Increased prediction accuracy using a genomic feature model including prior information on quantitative trait locus regions in purebred Danish Duroc pigs

Sarup, Pernille, Jensen, Just, Ostersen, Tage, Henryon, Mark, Sørensen, Peter
BMC genetics 2016 v.17 no.1 pp. 11
Duroc, animal breeding, average daily gain, boars, data collection, databases, feed conversion, genetic markers, genetic traits, genetic variance, genetic variation, genotype, heritability, lean meat, phenotype, prediction, purebreds, quantitative trait loci, single nucleotide polymorphism, statistical models, variance
BACKGROUND: In animal breeding, genetic variance for complex traits is often estimated using linear mixed models that incorporate information from single nucleotide polymorphism (SNP) markers using a realized genomic relationship matrix.
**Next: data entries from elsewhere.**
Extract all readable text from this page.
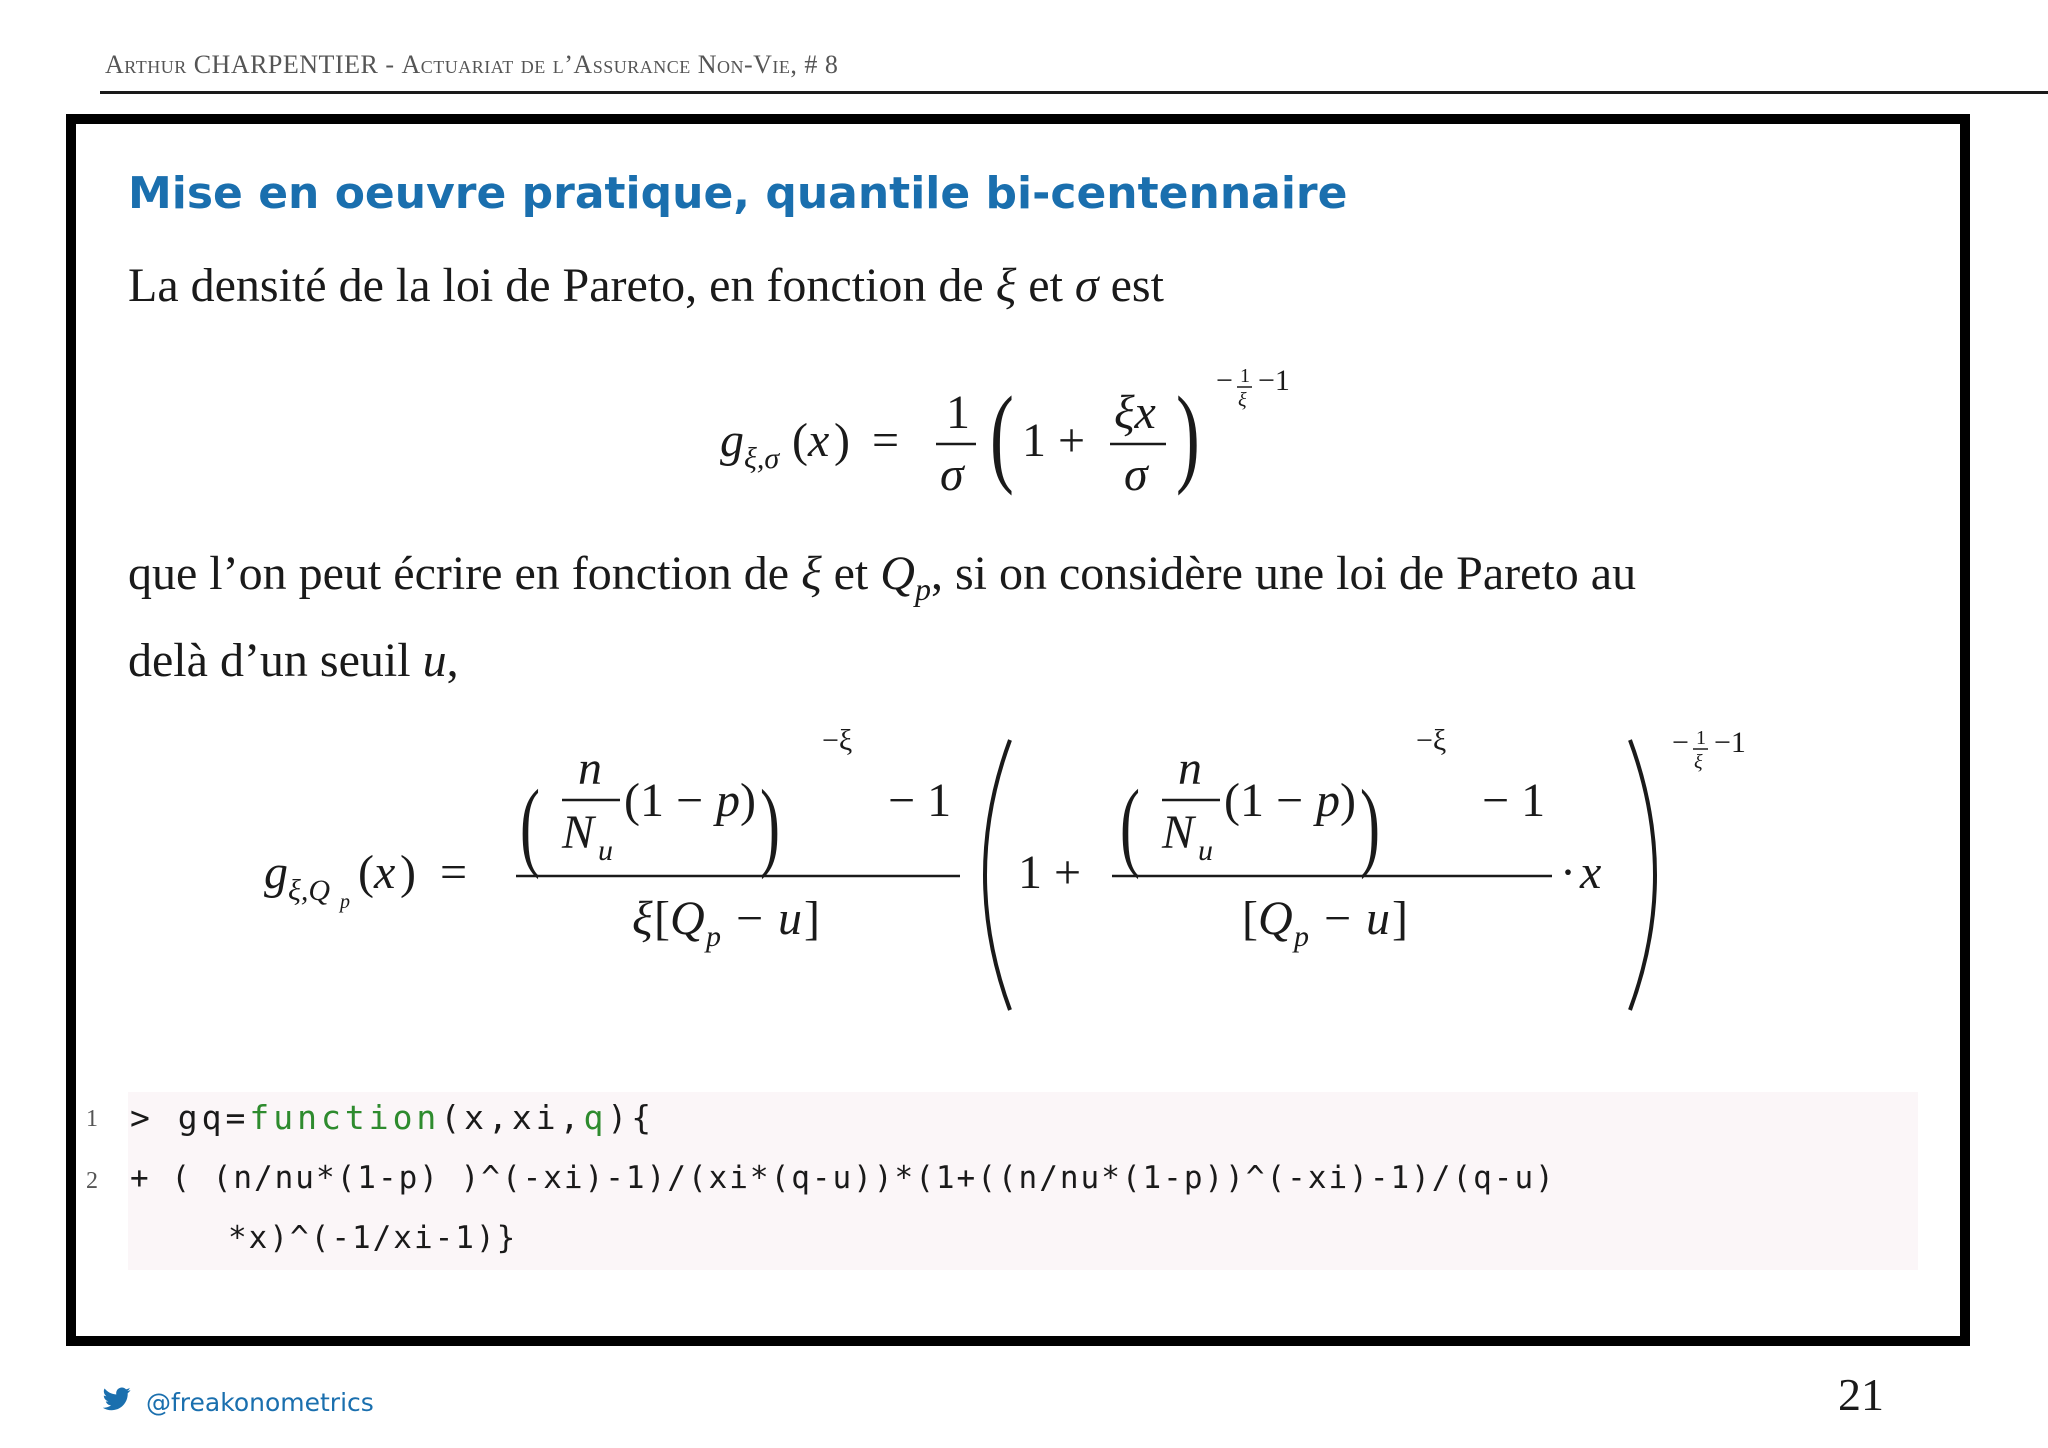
Arthur CHARPENTIER - Actuariat de l’Assurance Non-Vie, # 8
Mise en oeuvre pratique, quantile bi-centennaire
La densité de la loi de Pareto, en fonction de ξ et σ est
g ξ,σ ( x ) =
1
σ ( 1 +
ξx
σ ) − 1
ξ
−1
que l’on peut écrire en fonction de ξ et $Q_p$, si on considère une loi de Pareto au
delà d’un seuil u,
g ξ,Q p
( x ) = (
n
N u
(1 − p ) )
−ξ
− 1
ξ [ Q p − u ]
1 + (
n
N u
(1 − p ) )
−ξ
− 1
[ Q p − u ]
· x
− 1
ξ
−1
1 > gq=function(x,xi,q){
2 + ( (n/nu*(1-p) )^(-xi)-1)/(xi*(q-u))*(1+((n/nu*(1-p))^(-xi)-1)/(q-u)
*x)^(-1/xi-1)}
@freakonometrics	21
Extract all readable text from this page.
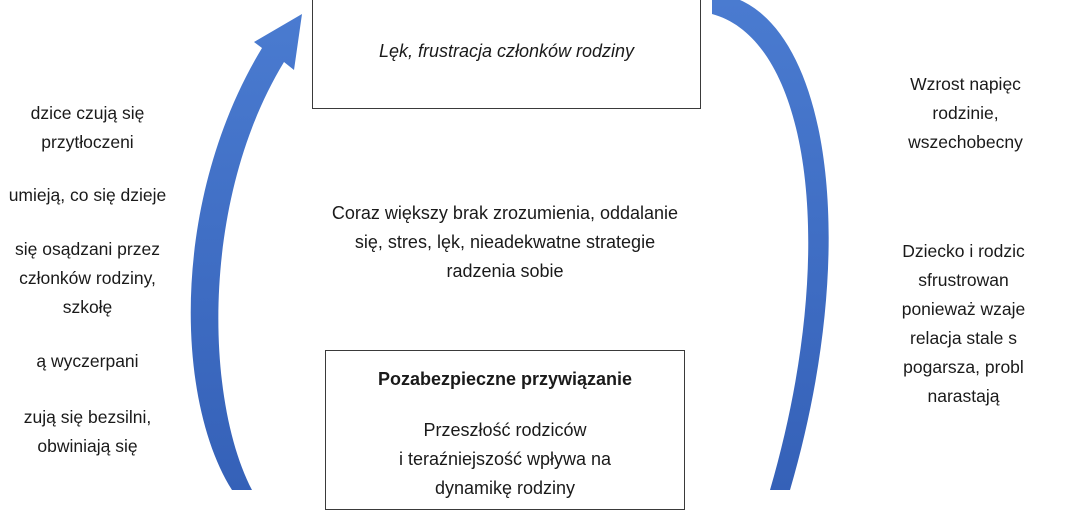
Lęk, frustracja członków rodziny
Coraz większy brak zrozumienia, oddalanie
się, stres, lęk, nieadekwatne strategie
radzenia sobie
Pozabezpieczne przywiązanie
Przeszłość rodziców
i teraźniejszość wpływa na
dynamikę rodziny
dzice czują się
przytłoczeni
umieją, co się dzieje
się osądzani przez
członków rodziny,
szkołę
ą wyczerpani
zują się bezsilni,
obwiniają się
Wzrost napięc
rodzinie,
wszechobecny
Dziecko i rodzic
sfrustrowan
ponieważ wzaje
relacja stale s
pogarsza, probl
narastają
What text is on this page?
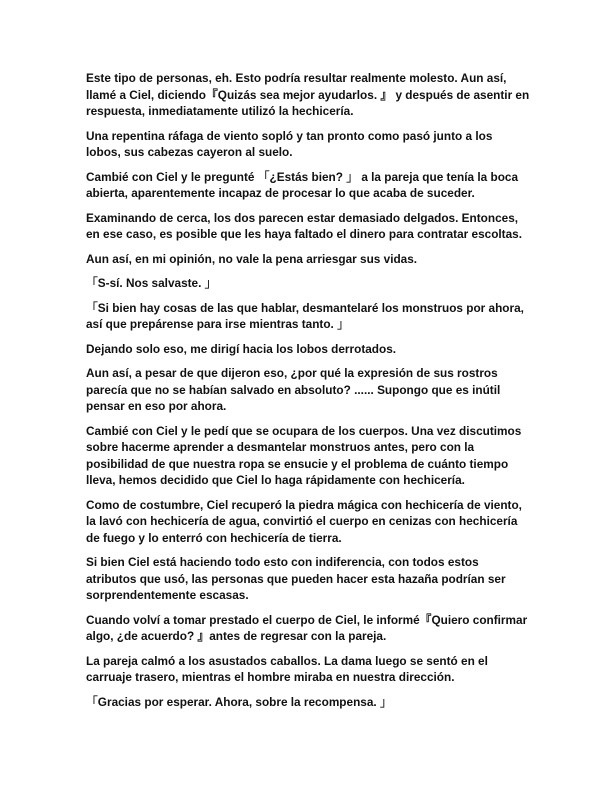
Este tipo de personas, eh. Esto podría resultar realmente molesto. Aun así, llamé a Ciel, diciendo『Quizás sea mejor ayudarlos. 』 y después de asentir en respuesta, inmediatamente utilizó la hechicería.

Una repentina ráfaga de viento sopló y tan pronto como pasó junto a los lobos, sus cabezas cayeron al suelo.

Cambié con Ciel y le pregunté 「¿Estás bien? 」 a la pareja que tenía la boca abierta, aparentemente incapaz de procesar lo que acaba de suceder.

Examinando de cerca, los dos parecen estar demasiado delgados. Entonces, en ese caso, es posible que les haya faltado el dinero para contratar escoltas.

Aun así, en mi opinión, no vale la pena arriesgar sus vidas.

「S-sí. Nos salvaste. 」

「Si bien hay cosas de las que hablar, desmantelaré los monstruos por ahora, así que prepárense para irse mientras tanto. 」

Dejando solo eso, me dirigí hacia los lobos derrotados.

Aun así, a pesar de que dijeron eso, ¿por qué la expresión de sus rostros parecía que no se habían salvado en absoluto? ...... Supongo que es inútil pensar en eso por ahora.

Cambié con Ciel y le pedí que se ocupara de los cuerpos. Una vez discutimos sobre hacerme aprender a desmantelar monstruos antes, pero con la posibilidad de que nuestra ropa se ensucie y el problema de cuánto tiempo lleva, hemos decidido que Ciel lo haga rápidamente con hechicería.

Como de costumbre, Ciel recuperó la piedra mágica con hechicería de viento, la lavó con hechicería de agua, convirtió el cuerpo en cenizas con hechicería de fuego y lo enterró con hechicería de tierra.

Si bien Ciel está haciendo todo esto con indiferencia, con todos estos atributos que usó, las personas que pueden hacer esta hazaña podrían ser sorprendentemente escasas.

Cuando volví a tomar prestado el cuerpo de Ciel, le informé『Quiero confirmar algo, ¿de acuerdo? 』antes de regresar con la pareja.

La pareja calmó a los asustados caballos. La dama luego se sentó en el carruaje trasero, mientras el hombre miraba en nuestra dirección.

「Gracias por esperar. Ahora, sobre la recompensa. 」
In such models, individual genetic markers are weighted equally and genomic variation is treated as a “black box.” This approach is useful for selecting animals with high genetic potential, but it does not generate or utilise knowledge of the biological mechanisms underlying trait variation. Here we propose a linear mixed-model approach that can evaluate the collective effects of sets of SNPs and thereby open the “black box.” The described genomic feature best linear unbiased prediction (GFBLUP) model has two components that are defined by genomic features. RESULTS: We analysed data on average daily gain, feed efficiency, and lean meat percentage from 3,085 Duroc boars, along with genotypes from a 60 K SNP chip. In addition information on known quantitative trait loci (QTL) from the animal QTL database was integrated in the GFBLUP as a genomic feature. Our results showed that the most significant QTL categories were indeed biologically meaningful. Additionally, for high heritability traits, prediction accuracy was improved by the incorporation of biological knowledge in prediction models. A simulation study using the real genotypes and simulated phenotypes demonstrated challenges regarding detection of causal variants in low to medium heritability traits. CONCLUSIONS: The GFBLUP model showed increased predictive ability when enough causal variants were included in the genomic feature to explain over 10 % of the genomic variance, and when dilution by non-causal markers was minimal. In the observed data set, predictive ability was increased by the inclusion of prior QTL information obtained outside the training data set, but only for the trait with highest heritability.